“Entdecke die neue Freiheit in Dir!”

Ängste

Ängste können vielerlei Formen annehmen und wir alle sind nicht frei von Angst. Tatsächlich ist Deine Angst etwas ganz natürliches und soll Dich vor vermeintlichen Gefahren schützen. Nehmen Deine Ängste jedoch zu viel Raum ein, werden vielleicht sogar zentrales Thema Deines Alltags, dann ist es an der Zeit, etwas für Dich zu tun.

Etwa 10 Prozent der deutschen Bevölkerung leiden unter behandlungsbedürftigen Ängsten und oftmals wird viel zu lange gewartet, bis sich die Betroffenen Hilfe suchen. Hierbei können die Ängste ganz unterschiedliche Ausprägungen annehmen.

Von spezifischen Phobien spricht man, wenn sich Deine Angst auf ein genau zu benennendes (spezifisches) Objekt richtet. Die Angst vor weißen Mäusen, Prüfungs- oder Flugangst dürfte wohl jedem ein Begriff sein.
Gar nicht so selten kommen aber auch weniger bekannte Phobien vor. Hier ist es für die Betroffenen oft deutlich schwerer, sich aufzumachen und Hilfe zu suchen, da diese Phobien in unserer Gesellschaft nur wenig bekannt sind und die Betroffenen zumeist auf wenig Verständnis stoßen.
Als Beispiele seien genannt die Emetophobie (Angst vor dem Erbrechen) oder die Erythrophobie (Angst vor dem Erröten).

Weitere häufige Phobien sind:
• Arachnophobie (Angst vor Spinnen)
• Soziale Phobie (Angst vor negativer Bewertung in kleineren Gruppen)
• Agoraphobie (Angst vor Orten und Situationen, aus denes es scheinbar kein Entkommen gibt)
• Klaustrophobie (Angst in und vor engen Räumen)

Darüber hinaus können Phobien auch in Kombination vorkommen.

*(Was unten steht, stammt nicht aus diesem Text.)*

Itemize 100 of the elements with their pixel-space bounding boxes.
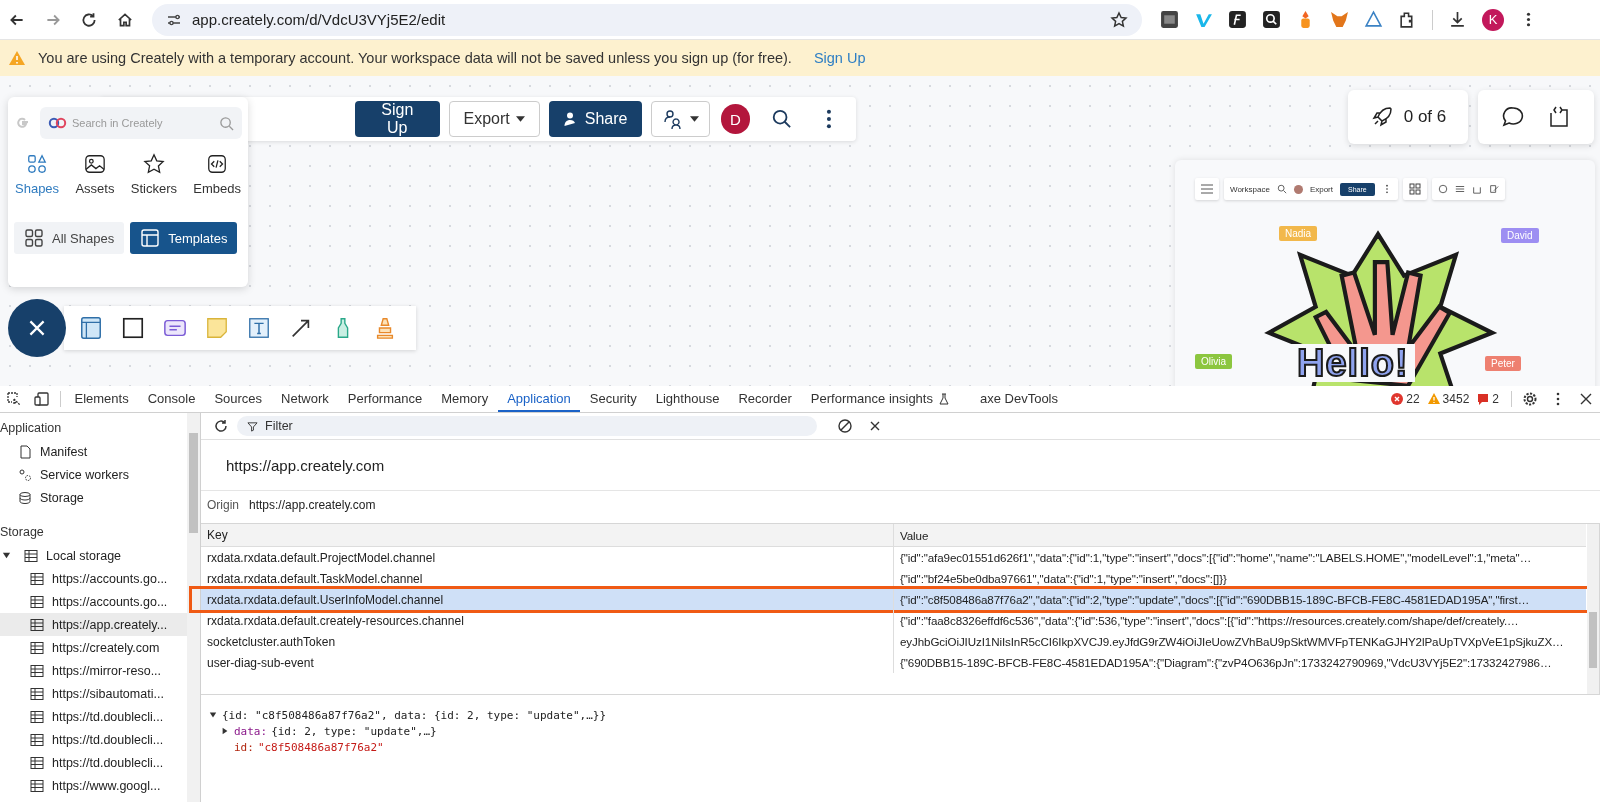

Andere Angststörungen unterscheiden sich von den spezifischen Phobien grundsätzlich dadurch, dass der Auslöser nicht bekannt ist. Panikattacken treten zumeist unerwartet und ohne offensichtlichen Bezug zum Alltag auf und sind daher oft besonders einschränkend, da sich problembelastete Situationen nicht, wie beispielsweise bei den spezifischen Phobien, vermeiden lassen.

Auch der generalisierten Angststörung kann man kaum durch Vermeidung beikommen. Hier erstreckt sich die Angst zumeist schon auf alle Bereiche des Erlebens und zeichnet sich durch ein generell erhöhtes Angstniveau aus.

Solltest Du Dich in einem der beschriebenen Szenarien wiedererkennen, zögere nicht, mich zu kontaktieren. Ein Leben in Angst muss nicht sein.
Tatsächlich gehören Ängste mit zu den häufigsten Problemen in der Hypnosepraxis und sprechen auf die Hypnose zumeist sehr gut an. Hol Dir Dein Leben zurück und ruf mich an ✆ 0173 427 94 81!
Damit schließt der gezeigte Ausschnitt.